Key Points:

Act leader Rodney Hide's canary-yellow jacket has fallen foul of the Electoral Finance Act.

The Electoral Commission wrote to Mr Hide yesterday, saying that under the act the jacket might be an "election advertisement" and therefore required an authorising statement.

Mr Hide said the move showed the absurdity of the act and the Labour-led Government that passed it.

"They have state agents investigating an MP's jacket. They will be checking my underpants next."

Mr Hide got the $1300 jacket in July to be provocative about the act.

He heard nothing until yesterday, when the commission wrote to say it had received a query about the jacket.

The letter quoted the query as saying the garment that "contains the Act logo [and] the slogan 'the guts to do what's right' was worn in public by you in Newmarket and does not contain a promoter statement".

The person who made the query also gave the commission a newspaper article about the jacket and two photos of Mr Hide wearing it.

"On the basis of the information supplied, it appears that the item may be an election advertisement, and if it is an election advertisement, it may not fully comply with these provisions," the commission said.

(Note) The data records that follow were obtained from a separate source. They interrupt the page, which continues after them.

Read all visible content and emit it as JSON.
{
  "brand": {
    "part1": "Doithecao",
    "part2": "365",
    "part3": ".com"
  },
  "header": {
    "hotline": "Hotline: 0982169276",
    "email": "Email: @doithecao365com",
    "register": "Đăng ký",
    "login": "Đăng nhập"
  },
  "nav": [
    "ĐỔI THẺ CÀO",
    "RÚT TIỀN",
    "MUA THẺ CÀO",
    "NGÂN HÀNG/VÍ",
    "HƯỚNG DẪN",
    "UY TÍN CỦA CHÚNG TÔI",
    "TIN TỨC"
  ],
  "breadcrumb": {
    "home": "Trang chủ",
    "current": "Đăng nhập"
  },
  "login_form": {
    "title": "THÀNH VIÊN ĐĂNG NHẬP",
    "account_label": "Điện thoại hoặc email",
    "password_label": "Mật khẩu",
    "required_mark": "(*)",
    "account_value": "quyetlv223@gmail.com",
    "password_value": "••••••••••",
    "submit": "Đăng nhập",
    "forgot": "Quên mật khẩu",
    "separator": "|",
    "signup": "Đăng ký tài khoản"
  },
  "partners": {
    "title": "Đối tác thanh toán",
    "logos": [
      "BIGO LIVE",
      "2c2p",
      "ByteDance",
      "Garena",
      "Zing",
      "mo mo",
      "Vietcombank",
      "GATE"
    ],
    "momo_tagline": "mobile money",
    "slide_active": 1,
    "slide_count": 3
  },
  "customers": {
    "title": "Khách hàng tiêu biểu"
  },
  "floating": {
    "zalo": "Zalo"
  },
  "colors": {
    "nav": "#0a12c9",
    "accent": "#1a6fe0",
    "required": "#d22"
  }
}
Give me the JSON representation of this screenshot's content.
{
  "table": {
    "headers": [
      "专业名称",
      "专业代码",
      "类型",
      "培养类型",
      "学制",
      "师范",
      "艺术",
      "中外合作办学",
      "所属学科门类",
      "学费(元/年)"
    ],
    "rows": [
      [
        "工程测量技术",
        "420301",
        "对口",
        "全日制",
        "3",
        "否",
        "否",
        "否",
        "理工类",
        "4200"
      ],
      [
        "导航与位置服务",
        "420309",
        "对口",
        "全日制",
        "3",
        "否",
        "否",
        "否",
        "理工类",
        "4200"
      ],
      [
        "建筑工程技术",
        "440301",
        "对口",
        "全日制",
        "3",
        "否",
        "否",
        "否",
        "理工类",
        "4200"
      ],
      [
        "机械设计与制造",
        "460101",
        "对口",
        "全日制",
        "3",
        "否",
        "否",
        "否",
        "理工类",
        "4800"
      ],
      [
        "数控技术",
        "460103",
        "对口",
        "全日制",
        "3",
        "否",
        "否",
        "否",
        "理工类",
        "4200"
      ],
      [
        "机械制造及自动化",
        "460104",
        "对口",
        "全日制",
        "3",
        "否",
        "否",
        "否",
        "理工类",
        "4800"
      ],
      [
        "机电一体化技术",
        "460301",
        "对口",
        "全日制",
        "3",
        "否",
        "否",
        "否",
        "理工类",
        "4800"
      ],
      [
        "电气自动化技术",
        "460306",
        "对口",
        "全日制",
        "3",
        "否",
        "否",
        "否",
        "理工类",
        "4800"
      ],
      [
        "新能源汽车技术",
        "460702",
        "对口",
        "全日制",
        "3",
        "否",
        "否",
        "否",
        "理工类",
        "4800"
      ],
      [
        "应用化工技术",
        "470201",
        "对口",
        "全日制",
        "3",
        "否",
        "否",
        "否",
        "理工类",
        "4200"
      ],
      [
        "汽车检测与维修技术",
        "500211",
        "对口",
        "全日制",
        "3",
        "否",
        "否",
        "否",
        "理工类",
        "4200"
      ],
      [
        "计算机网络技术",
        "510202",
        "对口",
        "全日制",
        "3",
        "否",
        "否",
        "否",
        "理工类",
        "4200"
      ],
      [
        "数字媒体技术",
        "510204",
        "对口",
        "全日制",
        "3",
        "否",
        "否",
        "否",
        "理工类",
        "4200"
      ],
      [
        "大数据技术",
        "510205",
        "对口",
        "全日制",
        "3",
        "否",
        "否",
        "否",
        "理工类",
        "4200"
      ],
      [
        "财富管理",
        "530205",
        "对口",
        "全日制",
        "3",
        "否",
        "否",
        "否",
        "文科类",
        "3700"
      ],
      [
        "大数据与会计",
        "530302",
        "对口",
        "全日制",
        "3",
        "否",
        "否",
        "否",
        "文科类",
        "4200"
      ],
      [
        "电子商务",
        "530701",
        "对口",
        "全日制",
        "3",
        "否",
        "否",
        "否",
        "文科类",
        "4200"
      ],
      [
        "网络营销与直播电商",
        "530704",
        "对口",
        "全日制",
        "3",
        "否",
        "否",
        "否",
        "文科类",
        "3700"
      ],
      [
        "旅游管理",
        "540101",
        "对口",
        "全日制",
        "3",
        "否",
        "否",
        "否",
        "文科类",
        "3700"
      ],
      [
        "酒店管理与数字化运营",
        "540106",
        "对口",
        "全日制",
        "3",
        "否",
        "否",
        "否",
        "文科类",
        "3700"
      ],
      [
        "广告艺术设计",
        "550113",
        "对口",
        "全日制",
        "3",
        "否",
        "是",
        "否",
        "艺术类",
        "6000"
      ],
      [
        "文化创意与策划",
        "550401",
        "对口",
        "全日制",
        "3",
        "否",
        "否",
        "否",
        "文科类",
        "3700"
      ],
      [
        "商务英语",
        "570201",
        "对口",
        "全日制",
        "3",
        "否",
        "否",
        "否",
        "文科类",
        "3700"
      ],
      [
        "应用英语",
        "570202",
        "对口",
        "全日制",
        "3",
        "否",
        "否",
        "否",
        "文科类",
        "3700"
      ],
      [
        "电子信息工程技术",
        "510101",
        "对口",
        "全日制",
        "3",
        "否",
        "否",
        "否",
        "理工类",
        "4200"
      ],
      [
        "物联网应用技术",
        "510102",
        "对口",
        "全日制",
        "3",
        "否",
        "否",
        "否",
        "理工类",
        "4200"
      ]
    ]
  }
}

The act requires "published election advertisements" to carry the authorisation of the party's financial agent - which Mr Hide's jacket does not.

If there is a finding of "illegal practice", Mr Hide could be fined $10,000 and Act's financial agent $40,000.

Mr Hide said he did not know why the commission had taken so long to act, as the query was made in July.

A commission spokesman said the query did not go into its system when made in July and was picked up only when the complainant asked after it.

Mr Hide wore the jacket while campaigning in his Epsom electorate yesterday and said his next step would be "to ignore this for as long as possible".